La raccolta fondi e la solidarietà della comunità

Come nel caso della raccolta fondi lanciata sulla piattaforma GoFundMe nel 2021, finalizzata all’acquisto di un’auto attrezzata che consentisse ai genitori di Camilla di accompagnarla in comodità e sicurezza sia alle visite specialistiche che al mare, la sua più grande passione. Un’iniziativa che raggiunse in breve tempo l’obiettivo e che adesso, in un momento di dolore familiare e collettivo, resta come esempio di solidarietà concreta da parte della comunità a favore di una piccola forza della natura che nonostante tutte le difficoltà è riuscita a farsi portatrice di un messaggio universale di amore e speranza.

L’abbraccio collettivo e il cordoglio del Comune

La riprova è l’abbraccio collettivo che tutti coloro che hanno conosciuto Camilla stanno rivolgendo a lei e alla sua famiglia in queste ore di immenso dolore. Un abbraccio collettivo che «dice molto di Camilla e di chi l’ha incontrata» sottolinea Il Comune di Vicopisano nel suo messaggio di cordoglio.

Il ricordo dell’amministrazione

«Camilla aveva la dolcezza e i tratti di una bambina, una presenza tenera e luminosa – il ricordo dell’amministrazione – Amava il mare: stava sulla riva, sulla sua carrozzina, e trovava pace nella brezza e nella luce. Bastava il tocco gentile dell’acqua, una carezza, la bellissima voce di sua sorella perché il suo sorriso si accendesse. In lei sembrava abitare una sensibilità rara, una capacità di sentire e restituire bene che andava oltre ogni misura. Chiunque abbia conosciuto Camilla ha avuto la percezione chiara di aver ricevuto un dono: stare accanto a lei, stringerle le mani, incrociare il suo sguardo era un’esperienza che arricchiva e restava dentro».

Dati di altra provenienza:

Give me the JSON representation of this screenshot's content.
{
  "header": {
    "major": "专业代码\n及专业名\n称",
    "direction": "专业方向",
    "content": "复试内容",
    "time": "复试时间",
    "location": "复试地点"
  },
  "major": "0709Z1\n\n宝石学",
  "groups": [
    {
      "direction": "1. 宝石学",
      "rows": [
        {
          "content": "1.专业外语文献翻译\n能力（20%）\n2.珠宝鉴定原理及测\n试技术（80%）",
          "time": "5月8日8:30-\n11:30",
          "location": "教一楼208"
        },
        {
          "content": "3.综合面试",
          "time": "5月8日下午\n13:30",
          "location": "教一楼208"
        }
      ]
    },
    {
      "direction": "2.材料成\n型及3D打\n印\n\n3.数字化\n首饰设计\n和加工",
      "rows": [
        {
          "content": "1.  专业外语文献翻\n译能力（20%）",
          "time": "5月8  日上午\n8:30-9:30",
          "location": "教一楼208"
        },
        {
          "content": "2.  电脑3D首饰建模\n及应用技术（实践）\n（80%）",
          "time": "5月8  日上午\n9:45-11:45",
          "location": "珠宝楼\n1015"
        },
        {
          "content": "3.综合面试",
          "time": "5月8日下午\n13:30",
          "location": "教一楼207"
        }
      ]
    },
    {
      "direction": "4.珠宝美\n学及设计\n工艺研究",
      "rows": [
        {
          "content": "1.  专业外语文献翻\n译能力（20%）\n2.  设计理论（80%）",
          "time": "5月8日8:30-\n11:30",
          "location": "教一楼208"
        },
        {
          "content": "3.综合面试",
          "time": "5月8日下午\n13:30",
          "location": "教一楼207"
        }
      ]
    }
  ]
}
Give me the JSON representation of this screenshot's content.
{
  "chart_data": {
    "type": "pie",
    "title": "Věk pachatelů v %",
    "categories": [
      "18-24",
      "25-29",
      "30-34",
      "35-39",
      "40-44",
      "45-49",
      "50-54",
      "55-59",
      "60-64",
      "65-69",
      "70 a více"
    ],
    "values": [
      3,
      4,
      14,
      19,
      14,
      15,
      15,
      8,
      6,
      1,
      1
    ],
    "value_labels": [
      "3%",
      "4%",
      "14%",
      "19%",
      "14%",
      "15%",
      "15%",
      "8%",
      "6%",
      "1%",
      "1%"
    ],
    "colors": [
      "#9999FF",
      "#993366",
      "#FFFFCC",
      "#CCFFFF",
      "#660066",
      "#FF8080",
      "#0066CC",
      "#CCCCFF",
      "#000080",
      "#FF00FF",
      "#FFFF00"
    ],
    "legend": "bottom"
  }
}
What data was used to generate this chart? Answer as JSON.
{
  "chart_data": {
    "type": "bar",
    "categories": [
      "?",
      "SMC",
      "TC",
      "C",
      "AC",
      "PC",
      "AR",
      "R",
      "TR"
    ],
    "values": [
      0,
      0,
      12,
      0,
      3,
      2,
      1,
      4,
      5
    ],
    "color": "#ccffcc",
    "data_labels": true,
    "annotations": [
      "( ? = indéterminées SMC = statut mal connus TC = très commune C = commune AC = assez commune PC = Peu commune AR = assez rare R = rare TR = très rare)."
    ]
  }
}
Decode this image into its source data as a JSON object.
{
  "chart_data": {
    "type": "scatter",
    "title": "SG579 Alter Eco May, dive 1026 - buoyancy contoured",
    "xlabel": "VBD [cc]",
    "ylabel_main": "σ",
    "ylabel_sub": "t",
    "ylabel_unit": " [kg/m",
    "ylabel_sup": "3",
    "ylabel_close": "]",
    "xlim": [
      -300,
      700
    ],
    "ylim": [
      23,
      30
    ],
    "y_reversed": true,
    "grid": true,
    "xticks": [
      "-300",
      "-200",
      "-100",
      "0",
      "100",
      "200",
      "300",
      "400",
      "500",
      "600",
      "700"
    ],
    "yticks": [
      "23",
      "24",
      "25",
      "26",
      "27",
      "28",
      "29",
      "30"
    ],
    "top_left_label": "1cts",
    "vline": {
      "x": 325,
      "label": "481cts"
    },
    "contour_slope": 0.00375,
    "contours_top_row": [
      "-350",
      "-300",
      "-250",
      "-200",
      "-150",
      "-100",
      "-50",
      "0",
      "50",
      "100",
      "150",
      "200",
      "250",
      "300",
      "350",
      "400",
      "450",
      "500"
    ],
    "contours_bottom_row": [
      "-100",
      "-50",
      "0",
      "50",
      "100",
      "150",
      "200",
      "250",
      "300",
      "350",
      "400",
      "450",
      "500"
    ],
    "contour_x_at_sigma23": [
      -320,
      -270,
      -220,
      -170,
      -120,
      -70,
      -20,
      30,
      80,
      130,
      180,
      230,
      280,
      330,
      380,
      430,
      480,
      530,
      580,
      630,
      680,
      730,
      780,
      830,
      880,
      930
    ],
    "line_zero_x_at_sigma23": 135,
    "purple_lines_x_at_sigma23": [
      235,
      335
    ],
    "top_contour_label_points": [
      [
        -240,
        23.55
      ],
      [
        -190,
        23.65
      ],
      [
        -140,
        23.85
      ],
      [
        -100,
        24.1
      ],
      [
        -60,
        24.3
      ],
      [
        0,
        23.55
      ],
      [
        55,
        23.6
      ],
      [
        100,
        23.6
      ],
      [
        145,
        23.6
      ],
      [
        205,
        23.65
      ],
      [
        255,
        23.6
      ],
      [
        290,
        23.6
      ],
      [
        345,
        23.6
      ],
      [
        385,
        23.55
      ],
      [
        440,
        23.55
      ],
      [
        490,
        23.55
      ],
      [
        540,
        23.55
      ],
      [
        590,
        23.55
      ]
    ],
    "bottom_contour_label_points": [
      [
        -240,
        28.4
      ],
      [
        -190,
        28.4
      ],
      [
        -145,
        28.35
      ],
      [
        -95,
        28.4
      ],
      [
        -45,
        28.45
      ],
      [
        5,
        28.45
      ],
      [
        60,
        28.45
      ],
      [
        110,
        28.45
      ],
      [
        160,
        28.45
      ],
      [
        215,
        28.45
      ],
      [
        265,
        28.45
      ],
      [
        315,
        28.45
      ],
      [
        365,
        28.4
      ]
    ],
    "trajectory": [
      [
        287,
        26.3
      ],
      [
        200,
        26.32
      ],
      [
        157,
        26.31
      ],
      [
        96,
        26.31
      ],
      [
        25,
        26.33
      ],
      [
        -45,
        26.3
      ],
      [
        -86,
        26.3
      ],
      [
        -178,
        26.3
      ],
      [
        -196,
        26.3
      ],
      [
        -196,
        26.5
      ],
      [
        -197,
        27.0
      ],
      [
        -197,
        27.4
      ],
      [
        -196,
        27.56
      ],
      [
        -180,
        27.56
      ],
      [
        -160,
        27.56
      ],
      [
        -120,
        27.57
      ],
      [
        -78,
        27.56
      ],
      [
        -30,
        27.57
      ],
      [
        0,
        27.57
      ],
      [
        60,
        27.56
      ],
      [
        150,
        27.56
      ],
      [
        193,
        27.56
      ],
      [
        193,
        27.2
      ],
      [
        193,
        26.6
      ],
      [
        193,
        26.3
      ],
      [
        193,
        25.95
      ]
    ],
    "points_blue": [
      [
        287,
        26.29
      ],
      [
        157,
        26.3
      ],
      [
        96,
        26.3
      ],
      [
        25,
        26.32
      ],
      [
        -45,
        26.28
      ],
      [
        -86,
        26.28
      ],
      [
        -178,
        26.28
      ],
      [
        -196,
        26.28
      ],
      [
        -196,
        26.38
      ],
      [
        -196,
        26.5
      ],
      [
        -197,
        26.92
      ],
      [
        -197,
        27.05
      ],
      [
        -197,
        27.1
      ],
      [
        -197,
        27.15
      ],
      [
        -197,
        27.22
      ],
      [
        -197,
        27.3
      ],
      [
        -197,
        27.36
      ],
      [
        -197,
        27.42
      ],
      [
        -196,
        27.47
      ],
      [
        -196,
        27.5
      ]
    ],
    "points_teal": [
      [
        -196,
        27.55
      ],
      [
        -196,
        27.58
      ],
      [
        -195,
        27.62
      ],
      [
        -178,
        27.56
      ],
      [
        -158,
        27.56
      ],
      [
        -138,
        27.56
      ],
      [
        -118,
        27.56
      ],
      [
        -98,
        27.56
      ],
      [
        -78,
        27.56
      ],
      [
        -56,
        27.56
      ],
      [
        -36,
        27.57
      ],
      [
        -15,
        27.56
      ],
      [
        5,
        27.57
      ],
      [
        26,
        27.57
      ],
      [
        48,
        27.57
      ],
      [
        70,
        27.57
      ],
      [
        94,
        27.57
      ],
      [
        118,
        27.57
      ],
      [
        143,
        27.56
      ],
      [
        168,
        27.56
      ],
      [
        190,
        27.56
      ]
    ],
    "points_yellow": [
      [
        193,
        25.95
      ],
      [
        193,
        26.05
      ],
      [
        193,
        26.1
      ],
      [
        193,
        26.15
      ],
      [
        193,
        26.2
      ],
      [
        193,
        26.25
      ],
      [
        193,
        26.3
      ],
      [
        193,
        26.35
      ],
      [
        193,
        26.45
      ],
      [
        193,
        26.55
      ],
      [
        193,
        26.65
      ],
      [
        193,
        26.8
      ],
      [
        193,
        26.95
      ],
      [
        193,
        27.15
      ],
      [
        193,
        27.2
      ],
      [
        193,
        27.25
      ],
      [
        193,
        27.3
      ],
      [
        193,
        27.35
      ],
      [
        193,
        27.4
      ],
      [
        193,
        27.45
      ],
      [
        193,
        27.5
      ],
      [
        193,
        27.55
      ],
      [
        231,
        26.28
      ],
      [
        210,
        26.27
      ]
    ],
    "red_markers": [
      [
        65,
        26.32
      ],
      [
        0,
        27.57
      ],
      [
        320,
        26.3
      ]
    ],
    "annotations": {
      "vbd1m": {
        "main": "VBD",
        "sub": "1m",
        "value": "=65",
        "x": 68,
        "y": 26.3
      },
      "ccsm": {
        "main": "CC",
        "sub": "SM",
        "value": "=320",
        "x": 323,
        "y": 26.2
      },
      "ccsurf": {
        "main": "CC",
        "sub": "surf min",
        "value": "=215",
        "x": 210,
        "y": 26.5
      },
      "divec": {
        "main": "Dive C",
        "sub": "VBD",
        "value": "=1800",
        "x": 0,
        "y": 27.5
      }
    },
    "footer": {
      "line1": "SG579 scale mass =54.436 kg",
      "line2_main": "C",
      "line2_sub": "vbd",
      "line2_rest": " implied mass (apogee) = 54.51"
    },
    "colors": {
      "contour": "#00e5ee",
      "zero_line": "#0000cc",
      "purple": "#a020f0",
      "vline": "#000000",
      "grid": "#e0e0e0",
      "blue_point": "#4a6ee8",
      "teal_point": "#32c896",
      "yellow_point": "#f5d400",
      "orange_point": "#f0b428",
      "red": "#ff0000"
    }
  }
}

L’amore della famiglia e il segno lasciato nella comunità

«La sua famiglia non si è mai arresa a un destino complesso e ha fatto di tutto per rendere la sua vita più piena e serena possibile, anche quando la normalità diventava una salita ripida – continua l’amministrazione di Vicopisano – Un amore tenace, quotidiano, concreto, che ha permesso a Camilla di vivere circondata da cura autentica. Siamo tanto grati di aver incontrato Camilla e la sua famiglia, una presenza che ha lasciato un segno profondo in tutti e tutte noi». Camilla Malerba lascia la mamma Marzia, il babbo Dario e la sorella Martina.